Supported backends (acceleration technologies)

WebGL is available in most modern browsers.

Environment setting

The environment which runs node.js 14, python 3.6+ and emscripten 2.0+.

yarn
python setup.py develop

Build

yarn build:all

Build outputs:

Basic usage

Load dist/webdnn.js with the <script> tag to globally add a WebDNN object.

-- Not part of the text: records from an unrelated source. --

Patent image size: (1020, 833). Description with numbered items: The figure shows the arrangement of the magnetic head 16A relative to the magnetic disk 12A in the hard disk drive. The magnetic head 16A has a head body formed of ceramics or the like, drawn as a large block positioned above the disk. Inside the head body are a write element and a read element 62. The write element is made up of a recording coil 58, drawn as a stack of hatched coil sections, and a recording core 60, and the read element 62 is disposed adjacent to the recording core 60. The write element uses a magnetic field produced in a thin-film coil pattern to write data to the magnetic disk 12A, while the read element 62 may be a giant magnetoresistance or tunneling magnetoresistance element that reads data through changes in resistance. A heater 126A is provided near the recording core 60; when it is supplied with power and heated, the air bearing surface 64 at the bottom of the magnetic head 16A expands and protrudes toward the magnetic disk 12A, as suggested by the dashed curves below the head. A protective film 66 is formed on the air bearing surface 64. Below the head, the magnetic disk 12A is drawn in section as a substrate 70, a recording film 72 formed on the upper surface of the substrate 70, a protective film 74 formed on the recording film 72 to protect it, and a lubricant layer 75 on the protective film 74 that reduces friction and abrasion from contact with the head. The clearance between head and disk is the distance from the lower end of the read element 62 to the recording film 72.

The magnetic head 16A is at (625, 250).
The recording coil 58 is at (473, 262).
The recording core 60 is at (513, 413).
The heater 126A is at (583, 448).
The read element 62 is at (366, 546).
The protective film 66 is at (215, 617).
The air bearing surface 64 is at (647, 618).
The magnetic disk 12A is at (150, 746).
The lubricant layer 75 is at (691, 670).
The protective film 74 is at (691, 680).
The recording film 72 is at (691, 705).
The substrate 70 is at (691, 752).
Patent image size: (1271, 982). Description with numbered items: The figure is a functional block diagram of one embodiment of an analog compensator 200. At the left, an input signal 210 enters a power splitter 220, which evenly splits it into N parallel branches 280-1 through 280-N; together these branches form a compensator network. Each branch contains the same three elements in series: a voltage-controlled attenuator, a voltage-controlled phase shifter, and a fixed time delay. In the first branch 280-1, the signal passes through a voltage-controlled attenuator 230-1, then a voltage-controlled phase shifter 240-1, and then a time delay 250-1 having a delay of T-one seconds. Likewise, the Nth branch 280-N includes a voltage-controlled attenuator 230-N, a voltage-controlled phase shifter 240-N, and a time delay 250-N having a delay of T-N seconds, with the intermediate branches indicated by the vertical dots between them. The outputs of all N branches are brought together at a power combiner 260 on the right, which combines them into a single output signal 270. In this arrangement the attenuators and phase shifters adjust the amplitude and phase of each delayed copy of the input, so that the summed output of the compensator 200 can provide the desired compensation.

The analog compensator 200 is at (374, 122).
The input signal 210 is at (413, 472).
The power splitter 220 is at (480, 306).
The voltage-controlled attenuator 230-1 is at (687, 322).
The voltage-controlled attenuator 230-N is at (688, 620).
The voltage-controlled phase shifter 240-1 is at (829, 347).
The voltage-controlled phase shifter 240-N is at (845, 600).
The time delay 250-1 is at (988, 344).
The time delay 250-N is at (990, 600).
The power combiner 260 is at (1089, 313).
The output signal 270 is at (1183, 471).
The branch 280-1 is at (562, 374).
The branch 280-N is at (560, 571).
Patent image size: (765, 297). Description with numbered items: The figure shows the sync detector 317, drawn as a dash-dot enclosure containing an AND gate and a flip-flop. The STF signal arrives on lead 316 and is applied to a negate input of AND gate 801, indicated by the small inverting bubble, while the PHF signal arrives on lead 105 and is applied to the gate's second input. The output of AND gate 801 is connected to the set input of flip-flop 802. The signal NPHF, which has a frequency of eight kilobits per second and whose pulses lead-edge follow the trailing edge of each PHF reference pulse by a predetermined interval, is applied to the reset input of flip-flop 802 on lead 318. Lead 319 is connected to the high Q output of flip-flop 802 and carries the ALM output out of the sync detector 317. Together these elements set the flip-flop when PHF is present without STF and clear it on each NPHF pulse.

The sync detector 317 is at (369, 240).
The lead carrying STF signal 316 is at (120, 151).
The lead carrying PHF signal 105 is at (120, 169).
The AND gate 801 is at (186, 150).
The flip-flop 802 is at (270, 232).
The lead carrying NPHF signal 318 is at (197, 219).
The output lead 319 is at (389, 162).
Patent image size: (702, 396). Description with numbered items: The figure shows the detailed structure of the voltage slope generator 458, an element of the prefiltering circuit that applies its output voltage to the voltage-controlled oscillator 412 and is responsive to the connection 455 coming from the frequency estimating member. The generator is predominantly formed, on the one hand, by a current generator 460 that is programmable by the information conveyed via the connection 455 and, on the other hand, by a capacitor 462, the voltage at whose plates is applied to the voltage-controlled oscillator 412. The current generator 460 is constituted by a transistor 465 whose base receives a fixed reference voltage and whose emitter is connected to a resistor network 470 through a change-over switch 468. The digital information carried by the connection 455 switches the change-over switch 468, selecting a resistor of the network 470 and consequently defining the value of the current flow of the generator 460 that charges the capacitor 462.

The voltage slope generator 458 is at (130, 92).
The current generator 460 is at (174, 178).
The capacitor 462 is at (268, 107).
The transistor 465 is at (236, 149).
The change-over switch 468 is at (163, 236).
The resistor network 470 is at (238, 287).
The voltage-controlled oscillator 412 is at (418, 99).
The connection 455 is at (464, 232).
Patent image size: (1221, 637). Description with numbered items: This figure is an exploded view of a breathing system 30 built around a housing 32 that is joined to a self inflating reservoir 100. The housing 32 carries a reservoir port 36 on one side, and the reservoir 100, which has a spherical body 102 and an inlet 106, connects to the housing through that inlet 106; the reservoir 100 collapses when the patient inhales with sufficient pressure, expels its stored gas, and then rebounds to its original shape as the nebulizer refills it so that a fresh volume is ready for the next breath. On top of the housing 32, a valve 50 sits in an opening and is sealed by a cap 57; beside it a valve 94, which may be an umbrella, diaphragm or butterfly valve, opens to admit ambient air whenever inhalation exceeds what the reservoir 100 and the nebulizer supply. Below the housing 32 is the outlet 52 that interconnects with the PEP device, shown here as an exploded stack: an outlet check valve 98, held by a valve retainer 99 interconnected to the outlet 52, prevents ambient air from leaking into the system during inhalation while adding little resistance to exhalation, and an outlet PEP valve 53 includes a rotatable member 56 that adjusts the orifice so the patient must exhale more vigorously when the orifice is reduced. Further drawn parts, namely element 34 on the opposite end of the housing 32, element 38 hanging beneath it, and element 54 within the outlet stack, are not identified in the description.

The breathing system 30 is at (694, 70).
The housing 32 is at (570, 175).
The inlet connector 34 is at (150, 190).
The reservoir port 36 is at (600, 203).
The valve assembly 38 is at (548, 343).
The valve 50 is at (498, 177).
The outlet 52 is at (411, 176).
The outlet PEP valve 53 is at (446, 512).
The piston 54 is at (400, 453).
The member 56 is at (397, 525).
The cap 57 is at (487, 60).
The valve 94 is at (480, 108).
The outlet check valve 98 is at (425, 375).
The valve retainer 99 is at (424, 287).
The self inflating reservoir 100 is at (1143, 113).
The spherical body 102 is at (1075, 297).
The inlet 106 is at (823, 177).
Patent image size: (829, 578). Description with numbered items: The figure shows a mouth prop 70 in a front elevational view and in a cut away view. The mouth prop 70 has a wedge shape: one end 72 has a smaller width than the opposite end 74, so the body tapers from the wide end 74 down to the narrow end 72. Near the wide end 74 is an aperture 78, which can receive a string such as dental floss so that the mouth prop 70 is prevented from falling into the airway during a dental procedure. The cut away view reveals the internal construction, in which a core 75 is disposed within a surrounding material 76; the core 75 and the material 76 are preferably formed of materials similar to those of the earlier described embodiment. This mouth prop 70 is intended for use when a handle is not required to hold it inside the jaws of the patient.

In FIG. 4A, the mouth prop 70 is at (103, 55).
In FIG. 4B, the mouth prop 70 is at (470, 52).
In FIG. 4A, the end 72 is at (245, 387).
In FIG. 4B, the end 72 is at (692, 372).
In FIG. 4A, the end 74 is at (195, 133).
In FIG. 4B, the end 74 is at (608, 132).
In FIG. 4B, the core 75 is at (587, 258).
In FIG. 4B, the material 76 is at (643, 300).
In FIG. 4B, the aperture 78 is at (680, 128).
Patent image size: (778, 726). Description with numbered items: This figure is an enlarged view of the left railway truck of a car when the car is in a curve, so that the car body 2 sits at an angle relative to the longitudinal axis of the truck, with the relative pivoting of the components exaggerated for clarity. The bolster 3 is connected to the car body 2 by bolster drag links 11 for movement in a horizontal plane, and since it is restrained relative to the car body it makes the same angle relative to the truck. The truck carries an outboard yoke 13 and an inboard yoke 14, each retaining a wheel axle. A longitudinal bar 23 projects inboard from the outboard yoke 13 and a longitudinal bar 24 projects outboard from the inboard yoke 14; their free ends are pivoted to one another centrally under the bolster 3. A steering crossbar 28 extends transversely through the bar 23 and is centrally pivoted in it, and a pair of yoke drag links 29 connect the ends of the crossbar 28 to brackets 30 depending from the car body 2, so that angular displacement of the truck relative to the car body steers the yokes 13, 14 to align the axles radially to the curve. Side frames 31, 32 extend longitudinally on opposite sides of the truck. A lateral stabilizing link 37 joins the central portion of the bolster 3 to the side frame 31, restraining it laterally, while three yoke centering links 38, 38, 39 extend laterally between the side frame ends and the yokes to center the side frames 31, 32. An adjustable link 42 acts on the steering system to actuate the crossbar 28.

Assuming that the ONNX model model_directory/model.onnx exists, and run the model with a input tensor of the shape [1, 2].

const runner = await WebDNN.load("model_directory/");
const inputDataArray = new Float32Array([5.1, -2.3]);
const inputTensor = new WebDNN.CPUTensor([1, 2], "float32", inputDataArray);
const [outputTensor] = await runner.run([inputTensor]);

console.log(outputTensor.data);  // Float32Array

See example/minimum for the complete minimal code that works.

Test

Generate ONNX models and input/output tensors to be tested

pip install -r requirements.test.txt
python test/model_test/make_models.py

Run on web browser

yarn server

Open http://localhost:8080/test/model_test/runner/standard.html with web browser, check the backend you want to test, and click the Test button to run the test.

Use

python test/model_test/make_models.py --optimize

http://localhost:8080/test/model_test/runner/optimized.html

when testing, including model optimization. However, the execution time of make_models.py takes a long time.